We know how to input all the fancy Unicode mathematics symbols, but a simple text file in markdown still does not have nearly the sophistication of a Latex document — and for the most part that is a good thing. When complexity is not needed, it is nice to keep it at a safe distance. Sometimes, however, you really need to typeset some complicated equation; with sums indexing over uncountable sets and beautiful fractions whose denominator tend to zero. Or maybe you have a killer, commutative diagram which you have to typeset in xypic?

In any case you might happen to be typing and by new habit you happen to type the unicode character ℝ in stead of `\mathbb{R}`

. What happens next is that your latex compiler starts yelling at you.

`! Package inputenc Error: Unicode char \u8:ℝ not set up for use with LaTeX.`

Why is this? You dutyfully had `\usepackage[utf8]{inputenc}`

. Is that not enough? Clearly, not.

Turns out, this is a call for action. If you want to use fancy UTF-8 symbols in Latex, you must configure how they are interpreted. This is a good thing, because you can let your own personal preferences decide how it should work.

WikiBooks helpfully explains how this is done.
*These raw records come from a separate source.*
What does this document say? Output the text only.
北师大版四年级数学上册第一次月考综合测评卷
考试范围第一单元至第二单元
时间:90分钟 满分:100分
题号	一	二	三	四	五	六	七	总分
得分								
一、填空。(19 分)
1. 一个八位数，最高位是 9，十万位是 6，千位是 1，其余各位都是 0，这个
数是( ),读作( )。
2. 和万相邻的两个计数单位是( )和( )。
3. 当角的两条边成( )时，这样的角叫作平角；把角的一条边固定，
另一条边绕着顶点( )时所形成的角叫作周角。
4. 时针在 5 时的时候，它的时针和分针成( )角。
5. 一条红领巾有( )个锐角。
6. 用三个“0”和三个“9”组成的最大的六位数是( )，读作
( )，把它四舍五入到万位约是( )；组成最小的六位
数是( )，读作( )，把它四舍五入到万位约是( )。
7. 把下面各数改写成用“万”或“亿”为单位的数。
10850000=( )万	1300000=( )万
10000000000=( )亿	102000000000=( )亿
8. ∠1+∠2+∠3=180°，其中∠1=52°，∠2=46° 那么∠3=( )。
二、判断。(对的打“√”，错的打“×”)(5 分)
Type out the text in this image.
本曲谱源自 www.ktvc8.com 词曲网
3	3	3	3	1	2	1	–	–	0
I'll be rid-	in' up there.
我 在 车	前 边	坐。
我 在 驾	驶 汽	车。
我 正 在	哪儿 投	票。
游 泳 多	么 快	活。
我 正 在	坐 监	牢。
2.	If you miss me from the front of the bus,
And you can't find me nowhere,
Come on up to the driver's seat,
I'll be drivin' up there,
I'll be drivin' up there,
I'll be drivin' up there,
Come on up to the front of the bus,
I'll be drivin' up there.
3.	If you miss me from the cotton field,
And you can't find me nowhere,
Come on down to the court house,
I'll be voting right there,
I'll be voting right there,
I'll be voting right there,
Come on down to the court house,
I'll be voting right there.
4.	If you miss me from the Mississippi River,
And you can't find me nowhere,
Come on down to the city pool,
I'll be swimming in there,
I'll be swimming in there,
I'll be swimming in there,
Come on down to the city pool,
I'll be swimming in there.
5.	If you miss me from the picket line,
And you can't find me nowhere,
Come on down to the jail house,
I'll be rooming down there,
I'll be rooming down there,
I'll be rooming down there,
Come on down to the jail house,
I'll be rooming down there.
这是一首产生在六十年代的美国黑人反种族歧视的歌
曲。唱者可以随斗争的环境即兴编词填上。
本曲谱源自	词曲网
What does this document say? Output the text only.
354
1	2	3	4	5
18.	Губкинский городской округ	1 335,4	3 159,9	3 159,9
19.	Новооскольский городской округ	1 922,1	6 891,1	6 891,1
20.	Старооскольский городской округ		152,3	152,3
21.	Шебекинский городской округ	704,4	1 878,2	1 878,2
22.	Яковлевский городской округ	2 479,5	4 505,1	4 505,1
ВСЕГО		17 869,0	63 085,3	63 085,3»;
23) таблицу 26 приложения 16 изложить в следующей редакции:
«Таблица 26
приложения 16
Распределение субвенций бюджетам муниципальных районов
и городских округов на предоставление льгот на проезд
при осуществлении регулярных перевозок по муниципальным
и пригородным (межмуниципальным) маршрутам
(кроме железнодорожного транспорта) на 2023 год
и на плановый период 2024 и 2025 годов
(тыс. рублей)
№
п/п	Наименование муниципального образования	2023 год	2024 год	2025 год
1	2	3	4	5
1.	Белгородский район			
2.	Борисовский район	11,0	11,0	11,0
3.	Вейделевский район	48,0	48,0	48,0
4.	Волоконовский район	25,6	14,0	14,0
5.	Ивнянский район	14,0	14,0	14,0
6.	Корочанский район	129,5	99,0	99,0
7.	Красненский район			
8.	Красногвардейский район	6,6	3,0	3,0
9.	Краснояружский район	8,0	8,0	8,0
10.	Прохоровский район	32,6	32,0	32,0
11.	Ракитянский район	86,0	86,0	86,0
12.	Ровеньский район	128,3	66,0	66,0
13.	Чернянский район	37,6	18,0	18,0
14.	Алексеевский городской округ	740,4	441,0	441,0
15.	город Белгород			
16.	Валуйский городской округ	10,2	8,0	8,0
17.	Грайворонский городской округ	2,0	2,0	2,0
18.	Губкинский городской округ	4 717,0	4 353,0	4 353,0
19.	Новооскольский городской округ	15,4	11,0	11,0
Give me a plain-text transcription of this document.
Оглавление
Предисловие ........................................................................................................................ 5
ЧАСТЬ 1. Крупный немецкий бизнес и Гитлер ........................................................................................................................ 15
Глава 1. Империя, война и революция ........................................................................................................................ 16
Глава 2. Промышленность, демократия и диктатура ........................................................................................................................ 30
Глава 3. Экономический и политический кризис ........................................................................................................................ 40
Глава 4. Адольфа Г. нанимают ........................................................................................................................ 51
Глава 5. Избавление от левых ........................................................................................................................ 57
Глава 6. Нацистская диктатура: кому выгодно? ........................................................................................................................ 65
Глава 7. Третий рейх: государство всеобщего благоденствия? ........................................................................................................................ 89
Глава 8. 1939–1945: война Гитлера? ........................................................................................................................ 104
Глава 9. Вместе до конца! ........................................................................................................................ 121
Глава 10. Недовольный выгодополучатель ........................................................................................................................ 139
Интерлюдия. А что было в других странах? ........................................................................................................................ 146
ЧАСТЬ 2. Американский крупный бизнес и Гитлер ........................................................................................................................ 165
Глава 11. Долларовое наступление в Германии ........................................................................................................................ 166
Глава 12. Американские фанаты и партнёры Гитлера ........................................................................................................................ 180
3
All you need to do is to declare each symbol you want to use at the top of your document. The declations look like this:

`\DeclareUnicodeCharacter{211D}{\ensuremath{\mathbb{R}}}`

The `211D`

is the Unicode code point of ℝ.

*Notice* that we use `\ensuremath{}`

in order to make sure that the symbol is used in math mode. This allows us to type a naked ℝ in the middle of the text without surrounding it with dollar signs.

What? Is your preamble already too crowded to find your `\author`

declaration? Then better put all the symbol declarations in a `.sty`

file and include it as a package.

`\usepackage{utf8-symbols}`

To make life easier for myself, I wrote this little ten-line rc-script to add new entries in such a sty-file. Just run it, type your symbol and the associated Latex command, and it will generate an entry as described in the wikibook. The script uses the XCompose file from this article to look up the code of the symbol you typed, so make sure to have it before running the script.

You can download my current utf8-symbols.sty if you want a starting point for your own.

Here is an example latex file which uses it:

```
\documentclass[a4paper,12pt]{article}
\usepackage[utf8]{inputenc}
\usepackage{utf8-symbols}
\usepackage{amsmath}
\usepackage{amssymb}
\title{Lorem ip-∑}
\begin{document}
Lorem ipsum dolor sit amet, consectetur adipiscing elit, sed do eiusmod
tempor, π, incididunt ut labore $2^n = ∑_{0 ≤ i < n} 2^i + 1 $ et dolore
magna aliqua. Ut enim ad minim veniam, quis nostrud exercitation
ullamco laboris nisi ut aliquip ex ea commodo consequat. Duis aute
irure dolor in reprehenderit in voluptate velit esse cillum dolore eu
fugiat nulla pariatur $0 = 1 + e^{π i}$. Excepteur sint occaecat
cupidatat non proident, sunt in culpa qui officia deserunt mollit anim
id est laborum.
\begin{align}
&f : ℝ → ℝ² \\
&f(x) ≔ (x² , \lim_{a → x⁺} e^{-\frac 1 a})
\end{align}
\end{document}
```

Reading it still takes a bit of Latex knowledge. However, it makes it a bit easier to skim a formula.

*Exercise:* Write a script that reads the assignments in utf8-symbols.sty and automatically replaces the latex commands with the corresponding Unicode symbols. This is useful for updating old files.